Michael Gillooly is the Director of Ocean Science and Information Services in the Marine Institute. Gillooly has overall responsibility for the service area in the Marine Institute that is leading the development of the Digital Ocean initiative to deliver marine digital services in support of national economic, research and public policy objectives. His team are also responsible for a suite of national marine research infrastructure including: the Galway Bay marine technology and ocean energy test site at SmartBay;

What are the key talking points at the Digital Ocean Conference?

The Digital Ocean is really all about smart use of technology to inform ourselves about the ocean and about developing new technologies, which will in turn develop industry and the economy.

How does the Marine Institute employ technology in its operations?

In our day to day work and in our marine monitoring and research there are a lot of sensors and other technologies out there in different locations on ships etc. acquiring data. And it’s really to try and optimise the interconnectedness of those devices and to make the data more accessible to more users. Very often a data acquisition campaign, be it for monitoring the environment or whatever, has a single objective: acquire once, use once. The idea we have and the concept behind the Digital Ocean is acquire once and use often.
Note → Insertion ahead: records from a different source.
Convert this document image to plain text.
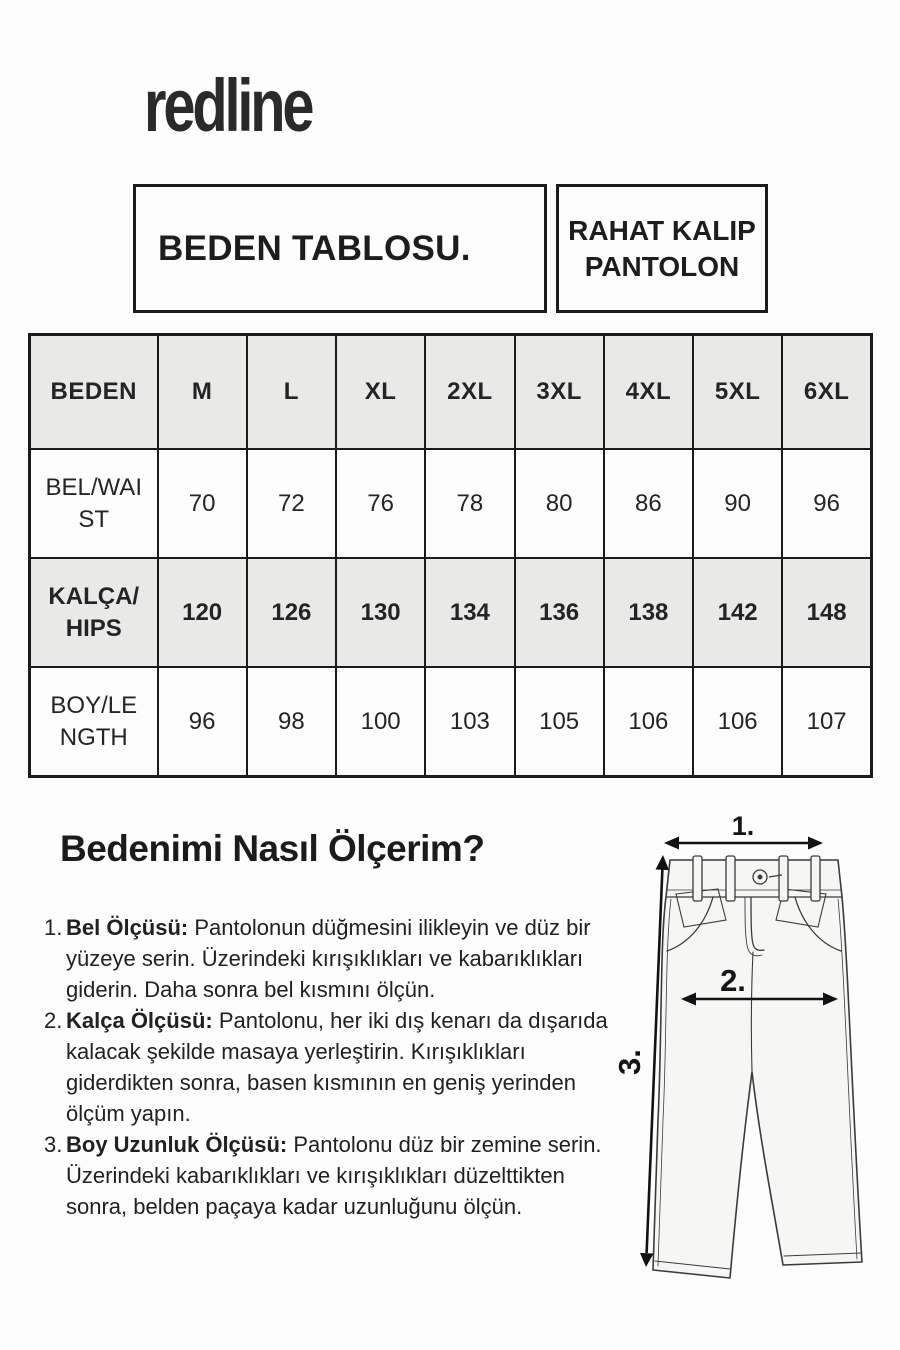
redline
BEDEN TABLOSU.	RAHAT KALIP
PANTOLON
BEDEN	M	L	XL	2XL	3XL	4XL	5XL	6XL

BEL/WAI
ST	70	72	76	78	80	86	90	96

KALÇA/
HIPS	120	126	130	134	136	138	142	148

BOY/LE
NGTH	96	98	100	103	105	106	106	107
Bedenimi Nasıl Ölçerim?
1. Bel Ölçüsü: Pantolonun düğmesini ilikleyin ve düz bir yüzeye serin. Üzerindeki kırışıklıkları ve kabarıklıkları giderin. Daha sonra bel kısmını ölçün.
2. Kalça Ölçüsü: Pantolonu, her iki dış kenarı da dışarıda kalacak şekilde masaya yerleştirin. Kırışıklıkları giderdikten sonra, basen kısmının en geniş yerinden ölçüm yapın.
3. Boy Uzunluk Ölçüsü: Pantolonu düz bir zemine serin. Üzerindeki kabarıklıkları ve kırışıklıkları düzelttikten sonra, belden paçaya kadar uzunluğunu ölçün.
1.
2.
3.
So you’re applying technologies and acquiring data, and then the data is transformed into many products and services including, one would hope, applications and industry-related products.

Has the Marine Institute played an important role in developing the SmartBay Subsea Observatory?
Yes, SmartBay is a program of activity which the Marine Institute is involved with.
Essentially, as part of the research and monitoring requirements in Galway Bay, there was quite a lot of equipment scattered around the Bay monitoring the environment, involving research programs with the colleges here in Galway, other universities and other research groups.
The concept began to evolve then, some 10 years ago, of building on this already existing infrastructure and developing a focus for technology test and demonstration; new, innovative, data generation technologies focussed around the Galway area. Not necessarily just by Galway companies, or neighbouring institutions, but as a national facility.
So, over the last 10 years, we’ve developed a test site. Tomorrow the Minister for Marine, Michael Creed, will formally launch the SmartBay cable at this test site. This cable is effectively a Broadband and low-power cable which goes out to a site located a mile and a half off Spiddal. It provides, with a lot of other sensors that are located at the site, a fairly unique, global facility for monitoring and testing new technologies and new innovations.

What do you foresee as the long term benefits of the Observatory?

Well, for example, this morning, in the very first session of this conference here, a number of companies – and these are very big businesses such as IBM and SAP and more medium sized companies such as Cathx – have been emphasizing that they see significant business opportunities through the Internet of Things connecting devices using small technology developments and small software and data analytics developments. The Subsea observatory sits entirely within the concept of ‘acquire once and use often’. Be clever about using technology so that it’s not just for one application. We think the test site in Galway Bay could be a significant component in the applied research needed in that space.